Ministero della Cultura - MIC-Direzione generale archivi

Servizio Archivistico Nazionale

Archivi d'impresa

1970 - 1980: Il decennio terribile

Tecnico al lavoro in uno stabilimento Microtecnica, Torino, anni Settanta (Archivio nazionale cinema d'impresa, fondo Microtecnica srl).

 
 

Conflitto sociale e conquiste dei lavoratori
Questo decennio è ricordato come un periodo di crisi e di conflitti anche se, a uno studio non superficiale e comparato con fasi successive, mostra una notevole reattività della società e dell’economia nazionale. Diverse sono le ragioni della crisi. Innanzitutto, l’acuto conflitto sociale che ha inizio nell’autunno del 1969 – il cosiddetto “autunno caldo” –, inaugurato alla Fiat e concluso con un episodio di lotta nella stessa azienda nel settembre-ottobre del 1980, l’occupazione di Mirafiori e la “marcia dei quarantamila”. Il sindacato raggiunge nel decennio un potere sino ad allora sconosciuto nella società italiana, ottiene grandi conquiste, come lo Statuto dei diritti del lavoratori, il diritto alla salute in fabbrica e una classificazione più egualitaria dei lavoratori con l’inquadramento unico. Tuttavia, non sa scegliere se perseguire una prospettiva rivoluzionaria o misurarsi con le compatibilità del sistema capitalistico. Ciò emerge, ad esempio, con il celebre accordo del 1975 fra Agnelli (Presidente della Confindustria) e Lama (in rappresentanza del fronte sindacale) sul “punto unico di contingenza”, che certamente contribuisce a tenere l’inflazione italiana sopra le due cifre. La mancata istituzionalizzazione del conflitto sociale è risentita in special modo nelle fabbriche che sono teatro di soprusi e violenze, in un clima da cui trae alimento il tragico fenomeno del terrorismo.

 

Crisi internazionale e crisi della grande impresa
Anche fattori esogeni contribuiscono a rendere il contesto turbolento: il disordine monetario seguito all’annuncio, nell’agosto del 1971, dello sganciamento del dollaro dall’oro; gli shock petroliferi – quello del 1973, provocato dalla guerra del Kippur fra arabi e israeliani, e quello del 1979, in conseguenza alla crisi iraniana – che portano il costo del barile da 3 a 40 dollari. Entra in crisi la grande impresa, sia pubblica che privata. Lo stabilimento siderurgico di Taranto, il più grande dell’Iri nel Mezzogiorno, conosce una scriteriata espansione, che punta a produzioni di massa per le quali i concorrenti di altri Paesi, in particolare il Giappone e la Corea, sono imbattibili. Fallisce anche l’esperienza dell’Alfa Sud, l’impresa automobilistica dell’Iri inizialmente destinata a sfidare la Fiat, e che invece sarà messa in ginocchio da una imprevista conflittualità sindacale e dalle richieste di produrre sempre maggior occupazione da parte dei politici. Anche alla Fiat, del resto, gli sviluppi sono difficili. La testimonianza di Cesare Romiti è sotto questo profilo assai significativa: nominato Direttore amministrativo nell’ottobre del 1974, quando chiede i conti di cassa si rende conto che non ci sono i soldi per pagare gli stipendi di fine anno (particolare che era sfuggito a ogni altro controllore). Clamorosa è, soprattutto, la débacle della Montedison, gigante dai piedi d’argilla della chimica italiana, esempio da manuale di una fusione negativa, infarcita di duplicazioni e di rami secchi che nessuno ha il coraggio di tagliare.

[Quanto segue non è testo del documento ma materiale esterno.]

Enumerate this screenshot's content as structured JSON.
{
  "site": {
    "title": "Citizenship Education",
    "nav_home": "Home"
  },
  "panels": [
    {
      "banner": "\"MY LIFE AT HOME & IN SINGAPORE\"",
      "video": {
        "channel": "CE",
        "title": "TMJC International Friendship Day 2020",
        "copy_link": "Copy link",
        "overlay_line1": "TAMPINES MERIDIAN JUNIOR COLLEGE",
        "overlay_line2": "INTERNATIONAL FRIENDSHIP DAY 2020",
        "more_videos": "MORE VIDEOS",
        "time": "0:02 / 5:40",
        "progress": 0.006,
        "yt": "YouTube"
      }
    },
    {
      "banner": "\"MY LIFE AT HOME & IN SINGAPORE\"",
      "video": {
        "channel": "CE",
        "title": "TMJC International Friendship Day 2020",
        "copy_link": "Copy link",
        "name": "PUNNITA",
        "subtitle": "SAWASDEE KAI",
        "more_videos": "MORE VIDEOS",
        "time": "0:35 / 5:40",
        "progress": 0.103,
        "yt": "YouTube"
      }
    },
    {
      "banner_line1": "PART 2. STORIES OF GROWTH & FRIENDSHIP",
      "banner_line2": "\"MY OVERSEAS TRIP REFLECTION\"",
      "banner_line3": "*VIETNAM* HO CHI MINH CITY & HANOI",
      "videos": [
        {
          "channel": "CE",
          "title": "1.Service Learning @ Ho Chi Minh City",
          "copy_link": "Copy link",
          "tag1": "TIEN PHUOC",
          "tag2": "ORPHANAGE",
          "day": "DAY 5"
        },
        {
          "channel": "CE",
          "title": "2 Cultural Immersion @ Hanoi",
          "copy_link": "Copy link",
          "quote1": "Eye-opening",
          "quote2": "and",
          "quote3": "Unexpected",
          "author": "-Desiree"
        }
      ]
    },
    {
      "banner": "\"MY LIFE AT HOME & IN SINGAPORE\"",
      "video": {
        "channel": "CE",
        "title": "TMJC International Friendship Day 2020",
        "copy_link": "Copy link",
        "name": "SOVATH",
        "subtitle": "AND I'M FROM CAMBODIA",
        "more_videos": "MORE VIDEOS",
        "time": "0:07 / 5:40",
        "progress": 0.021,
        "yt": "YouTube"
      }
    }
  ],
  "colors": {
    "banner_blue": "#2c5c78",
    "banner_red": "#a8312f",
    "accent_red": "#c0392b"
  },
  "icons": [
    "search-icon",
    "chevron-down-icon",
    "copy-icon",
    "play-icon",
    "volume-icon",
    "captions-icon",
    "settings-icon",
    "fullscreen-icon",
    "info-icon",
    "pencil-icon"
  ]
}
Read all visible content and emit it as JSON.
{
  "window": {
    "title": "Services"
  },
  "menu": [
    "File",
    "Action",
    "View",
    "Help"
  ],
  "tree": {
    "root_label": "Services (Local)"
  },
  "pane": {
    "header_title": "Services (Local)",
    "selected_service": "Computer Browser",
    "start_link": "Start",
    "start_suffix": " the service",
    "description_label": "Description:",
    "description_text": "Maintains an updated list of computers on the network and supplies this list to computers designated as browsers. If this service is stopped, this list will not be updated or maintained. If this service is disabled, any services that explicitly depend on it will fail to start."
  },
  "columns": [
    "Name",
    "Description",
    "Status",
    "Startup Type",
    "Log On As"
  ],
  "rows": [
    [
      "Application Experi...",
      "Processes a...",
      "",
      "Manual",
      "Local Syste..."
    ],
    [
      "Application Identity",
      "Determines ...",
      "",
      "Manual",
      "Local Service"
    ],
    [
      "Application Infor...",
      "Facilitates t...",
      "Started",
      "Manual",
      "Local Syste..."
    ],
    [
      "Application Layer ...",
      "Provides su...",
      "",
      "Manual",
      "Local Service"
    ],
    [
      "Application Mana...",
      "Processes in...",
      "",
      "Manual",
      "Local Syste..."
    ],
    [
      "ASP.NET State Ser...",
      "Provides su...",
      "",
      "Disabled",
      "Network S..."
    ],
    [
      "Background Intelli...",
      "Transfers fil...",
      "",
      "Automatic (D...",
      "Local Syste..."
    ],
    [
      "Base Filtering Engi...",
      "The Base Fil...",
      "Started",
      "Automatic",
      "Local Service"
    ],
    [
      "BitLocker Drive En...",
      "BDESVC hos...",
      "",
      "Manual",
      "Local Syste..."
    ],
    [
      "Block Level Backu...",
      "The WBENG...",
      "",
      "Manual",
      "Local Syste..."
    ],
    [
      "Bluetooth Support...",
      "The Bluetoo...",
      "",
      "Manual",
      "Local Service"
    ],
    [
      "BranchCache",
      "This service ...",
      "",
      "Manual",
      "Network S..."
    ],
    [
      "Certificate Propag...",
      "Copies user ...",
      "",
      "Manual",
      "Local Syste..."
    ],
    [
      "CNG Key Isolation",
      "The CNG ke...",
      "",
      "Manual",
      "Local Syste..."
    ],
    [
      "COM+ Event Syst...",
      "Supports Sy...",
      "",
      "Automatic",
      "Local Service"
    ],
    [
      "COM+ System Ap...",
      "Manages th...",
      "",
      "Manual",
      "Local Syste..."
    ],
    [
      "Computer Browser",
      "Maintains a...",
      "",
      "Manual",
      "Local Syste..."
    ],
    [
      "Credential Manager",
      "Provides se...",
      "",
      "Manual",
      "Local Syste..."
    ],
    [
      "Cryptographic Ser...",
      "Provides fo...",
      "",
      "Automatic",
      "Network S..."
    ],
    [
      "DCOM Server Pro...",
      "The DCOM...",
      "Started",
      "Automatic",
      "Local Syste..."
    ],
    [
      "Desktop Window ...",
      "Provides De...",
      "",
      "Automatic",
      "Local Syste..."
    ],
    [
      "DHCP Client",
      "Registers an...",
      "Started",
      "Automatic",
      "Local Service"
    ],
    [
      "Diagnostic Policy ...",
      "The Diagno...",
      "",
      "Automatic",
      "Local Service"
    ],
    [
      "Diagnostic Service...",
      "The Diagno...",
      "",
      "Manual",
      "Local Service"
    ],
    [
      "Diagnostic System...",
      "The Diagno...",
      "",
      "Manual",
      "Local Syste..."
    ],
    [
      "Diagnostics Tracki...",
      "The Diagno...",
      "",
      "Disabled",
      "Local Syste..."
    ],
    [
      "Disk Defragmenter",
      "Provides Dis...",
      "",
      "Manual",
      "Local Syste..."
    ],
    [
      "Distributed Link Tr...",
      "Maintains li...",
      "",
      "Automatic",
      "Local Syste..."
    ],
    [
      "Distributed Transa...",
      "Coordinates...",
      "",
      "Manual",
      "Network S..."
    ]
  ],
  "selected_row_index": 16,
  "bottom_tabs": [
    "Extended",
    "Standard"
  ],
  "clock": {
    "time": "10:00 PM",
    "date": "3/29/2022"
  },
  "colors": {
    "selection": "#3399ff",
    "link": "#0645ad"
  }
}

Il dinamismo dei distretti
L’Italia degli anni Settanta è un mistero: sembra andare tutto male, eppure il Paese cresce a un tasso del 3% annuo, secondo solo al Giappone fra i paesi dell’Ocse. Si riscopre allora la piccola impresa, spesso organizzata nella forma del distretto industriale. Nel 1991, quando il Parlamento approva una legge che intende tutelarli, vengono recensiti 199 distretti, che possono contare 2.200.000 addetti, ossia il 45% dell’occupazione manifatturiera complessiva. Sono i distretti, che indirizzano le proprie risorse verso la produzione di beni per la persona e per l’abitazione, i protagonisti dell’ascesa del made in Italy.